Personal information
- Full name: AJ Daxton Fitzpatrick
- Born: August 28, 2004 (age 21) Cedar Rapids, Iowa, U.S.
- Education: University of Wisconsin–Whitewater

Sport
- Sport: Wheelchair basketball
- Disability: Arthrogryposis
- Disability class: 3.5

Medal record
Representing the United States
Men's wheelchair basketball
Paralympic Games
| Gold medal – first place | 2024 Paris | Team |
Parapan American Games
| Gold medal – first place | 2023 Santiago | Team |

= AJ Fitzpatrick =

American wheelchair basketball player

AJ Daxton Fitzpatrick (born August 28, 2004) is an American wheelchair basketball player and a member of the United States men's national wheelchair basketball team. He represented the United States at the 2024 Summer Paralympics.

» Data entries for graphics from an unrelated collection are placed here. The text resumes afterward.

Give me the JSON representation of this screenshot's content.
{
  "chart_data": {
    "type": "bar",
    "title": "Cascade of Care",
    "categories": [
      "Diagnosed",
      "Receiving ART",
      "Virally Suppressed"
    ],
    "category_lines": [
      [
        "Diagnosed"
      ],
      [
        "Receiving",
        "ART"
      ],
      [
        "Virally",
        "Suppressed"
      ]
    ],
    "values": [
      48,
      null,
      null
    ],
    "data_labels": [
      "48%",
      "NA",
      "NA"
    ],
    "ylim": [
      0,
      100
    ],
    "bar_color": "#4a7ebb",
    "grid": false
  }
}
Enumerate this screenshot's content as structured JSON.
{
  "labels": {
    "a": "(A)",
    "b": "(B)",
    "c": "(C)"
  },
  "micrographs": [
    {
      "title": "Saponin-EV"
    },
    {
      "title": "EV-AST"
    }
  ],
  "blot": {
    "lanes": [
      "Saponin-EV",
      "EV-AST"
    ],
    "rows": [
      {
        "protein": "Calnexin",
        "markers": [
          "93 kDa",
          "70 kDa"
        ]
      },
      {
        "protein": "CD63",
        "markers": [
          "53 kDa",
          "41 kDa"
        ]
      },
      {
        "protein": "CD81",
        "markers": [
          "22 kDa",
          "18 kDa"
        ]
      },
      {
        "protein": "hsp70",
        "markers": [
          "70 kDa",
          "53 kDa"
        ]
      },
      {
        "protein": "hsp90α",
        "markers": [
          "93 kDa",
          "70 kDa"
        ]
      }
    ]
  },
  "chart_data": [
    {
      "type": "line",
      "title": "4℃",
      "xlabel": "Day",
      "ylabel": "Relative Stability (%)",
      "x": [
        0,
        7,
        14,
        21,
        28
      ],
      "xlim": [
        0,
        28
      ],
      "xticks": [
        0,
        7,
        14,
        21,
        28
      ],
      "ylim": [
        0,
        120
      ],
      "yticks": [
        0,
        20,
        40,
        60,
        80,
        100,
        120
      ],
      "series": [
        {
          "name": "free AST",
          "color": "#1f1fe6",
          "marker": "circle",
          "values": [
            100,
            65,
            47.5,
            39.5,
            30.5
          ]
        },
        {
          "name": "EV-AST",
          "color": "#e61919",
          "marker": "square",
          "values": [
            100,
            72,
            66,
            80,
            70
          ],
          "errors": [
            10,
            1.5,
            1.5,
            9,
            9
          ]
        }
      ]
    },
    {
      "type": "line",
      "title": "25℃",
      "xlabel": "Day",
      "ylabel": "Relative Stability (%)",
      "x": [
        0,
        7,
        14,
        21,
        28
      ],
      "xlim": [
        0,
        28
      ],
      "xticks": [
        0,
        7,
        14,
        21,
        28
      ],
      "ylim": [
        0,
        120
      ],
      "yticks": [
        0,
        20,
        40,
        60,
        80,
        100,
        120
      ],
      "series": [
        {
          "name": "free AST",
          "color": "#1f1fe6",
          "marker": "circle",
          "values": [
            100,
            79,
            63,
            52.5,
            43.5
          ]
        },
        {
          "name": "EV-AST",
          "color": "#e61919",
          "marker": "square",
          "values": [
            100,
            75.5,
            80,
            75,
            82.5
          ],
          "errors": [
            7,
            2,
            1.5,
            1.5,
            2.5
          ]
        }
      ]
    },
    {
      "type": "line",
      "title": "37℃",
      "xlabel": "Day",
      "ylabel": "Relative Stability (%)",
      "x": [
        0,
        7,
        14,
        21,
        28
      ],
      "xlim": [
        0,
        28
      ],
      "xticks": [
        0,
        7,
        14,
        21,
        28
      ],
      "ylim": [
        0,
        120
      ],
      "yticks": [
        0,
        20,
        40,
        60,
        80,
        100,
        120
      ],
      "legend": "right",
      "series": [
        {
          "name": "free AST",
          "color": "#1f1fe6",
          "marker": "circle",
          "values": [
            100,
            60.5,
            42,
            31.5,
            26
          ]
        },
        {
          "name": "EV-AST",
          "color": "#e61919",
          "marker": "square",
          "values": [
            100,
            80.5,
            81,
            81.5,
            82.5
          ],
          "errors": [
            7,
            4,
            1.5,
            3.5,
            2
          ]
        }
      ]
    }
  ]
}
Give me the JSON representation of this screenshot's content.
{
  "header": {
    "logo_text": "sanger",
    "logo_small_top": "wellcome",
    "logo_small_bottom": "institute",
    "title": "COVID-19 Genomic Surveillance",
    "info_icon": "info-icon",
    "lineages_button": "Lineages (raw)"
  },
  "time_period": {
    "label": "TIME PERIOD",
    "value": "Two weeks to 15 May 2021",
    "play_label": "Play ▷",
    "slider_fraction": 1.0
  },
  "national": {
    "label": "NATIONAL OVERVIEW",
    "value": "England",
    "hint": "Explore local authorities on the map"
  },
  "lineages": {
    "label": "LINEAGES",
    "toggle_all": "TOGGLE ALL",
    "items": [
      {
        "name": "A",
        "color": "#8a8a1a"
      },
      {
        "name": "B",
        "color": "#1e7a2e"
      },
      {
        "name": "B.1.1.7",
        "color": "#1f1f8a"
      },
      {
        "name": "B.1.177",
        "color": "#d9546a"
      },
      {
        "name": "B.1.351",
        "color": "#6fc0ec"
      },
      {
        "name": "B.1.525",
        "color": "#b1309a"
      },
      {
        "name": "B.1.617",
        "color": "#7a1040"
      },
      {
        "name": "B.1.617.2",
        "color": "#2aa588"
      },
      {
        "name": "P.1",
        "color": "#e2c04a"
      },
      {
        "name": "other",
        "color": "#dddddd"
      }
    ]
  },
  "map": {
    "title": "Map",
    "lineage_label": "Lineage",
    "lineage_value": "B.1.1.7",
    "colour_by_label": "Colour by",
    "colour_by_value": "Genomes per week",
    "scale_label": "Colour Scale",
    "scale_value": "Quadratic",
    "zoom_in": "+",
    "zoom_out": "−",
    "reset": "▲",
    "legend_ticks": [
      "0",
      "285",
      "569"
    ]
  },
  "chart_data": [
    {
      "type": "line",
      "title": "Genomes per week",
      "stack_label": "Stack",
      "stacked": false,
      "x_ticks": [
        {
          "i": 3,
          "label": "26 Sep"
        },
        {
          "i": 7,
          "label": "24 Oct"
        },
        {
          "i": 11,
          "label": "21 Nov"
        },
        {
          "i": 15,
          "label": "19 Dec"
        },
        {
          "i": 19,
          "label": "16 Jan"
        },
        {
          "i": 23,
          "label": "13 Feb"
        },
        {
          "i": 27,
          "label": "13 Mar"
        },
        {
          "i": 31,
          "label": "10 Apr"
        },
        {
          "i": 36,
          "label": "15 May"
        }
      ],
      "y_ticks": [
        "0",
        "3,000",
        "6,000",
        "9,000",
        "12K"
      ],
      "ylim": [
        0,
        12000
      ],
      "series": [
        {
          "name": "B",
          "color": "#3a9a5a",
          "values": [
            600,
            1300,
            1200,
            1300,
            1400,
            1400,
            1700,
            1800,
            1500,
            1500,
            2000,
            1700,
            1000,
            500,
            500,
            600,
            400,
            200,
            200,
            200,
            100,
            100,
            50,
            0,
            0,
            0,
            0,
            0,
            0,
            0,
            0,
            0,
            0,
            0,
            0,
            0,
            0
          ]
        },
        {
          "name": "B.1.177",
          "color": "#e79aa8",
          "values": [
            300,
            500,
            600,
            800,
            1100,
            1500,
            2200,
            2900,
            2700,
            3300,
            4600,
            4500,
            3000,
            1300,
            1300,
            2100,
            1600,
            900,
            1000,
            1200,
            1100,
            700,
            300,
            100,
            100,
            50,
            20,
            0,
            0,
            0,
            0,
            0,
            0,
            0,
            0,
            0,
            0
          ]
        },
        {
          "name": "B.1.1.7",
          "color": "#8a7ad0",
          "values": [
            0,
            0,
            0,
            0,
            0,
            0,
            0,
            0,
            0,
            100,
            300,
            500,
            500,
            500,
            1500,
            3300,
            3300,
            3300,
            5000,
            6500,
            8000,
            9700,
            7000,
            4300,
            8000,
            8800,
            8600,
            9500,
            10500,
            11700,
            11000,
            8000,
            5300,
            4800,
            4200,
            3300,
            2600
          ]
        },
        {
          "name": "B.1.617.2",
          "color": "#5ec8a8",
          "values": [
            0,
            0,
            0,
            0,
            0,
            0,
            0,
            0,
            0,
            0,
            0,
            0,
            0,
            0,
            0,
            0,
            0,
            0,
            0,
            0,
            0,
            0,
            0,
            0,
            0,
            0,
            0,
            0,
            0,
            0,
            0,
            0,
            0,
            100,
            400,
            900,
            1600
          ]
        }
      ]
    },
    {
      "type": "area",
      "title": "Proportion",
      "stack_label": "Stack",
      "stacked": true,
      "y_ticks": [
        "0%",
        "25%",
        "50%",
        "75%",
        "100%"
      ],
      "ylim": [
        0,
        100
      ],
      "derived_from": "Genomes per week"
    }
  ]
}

==Early life and education==
Fitzpatrick attended Prairie High School in Cedar Rapids, Iowa. On May 17, 2022, he signed to play wheelchair basketball at University of Wisconsin–Whitewater. During his freshman season, he was named to the 2022–23 All-Rookie Team. He helped lead the Warhawk's to the 2024 National Wheelchair Basketball Association men's intercollegiate division national championship. He won a gold medal in wheelchair basketball.

==Career==
In November 2023, Fitzpatrick represented the United States at the 2023 Parapan American Games and won a gold medal in wheelchair basketball. As a result, Team USA automatically qualified to compete at the 2024 Summer Paralympics. On March 30, 2024, he was selected to represent the United States at the 2024 Summer Paralympics.

==Personal life==
Fitzpatrick was diagnosed with arthrogryposis at birth.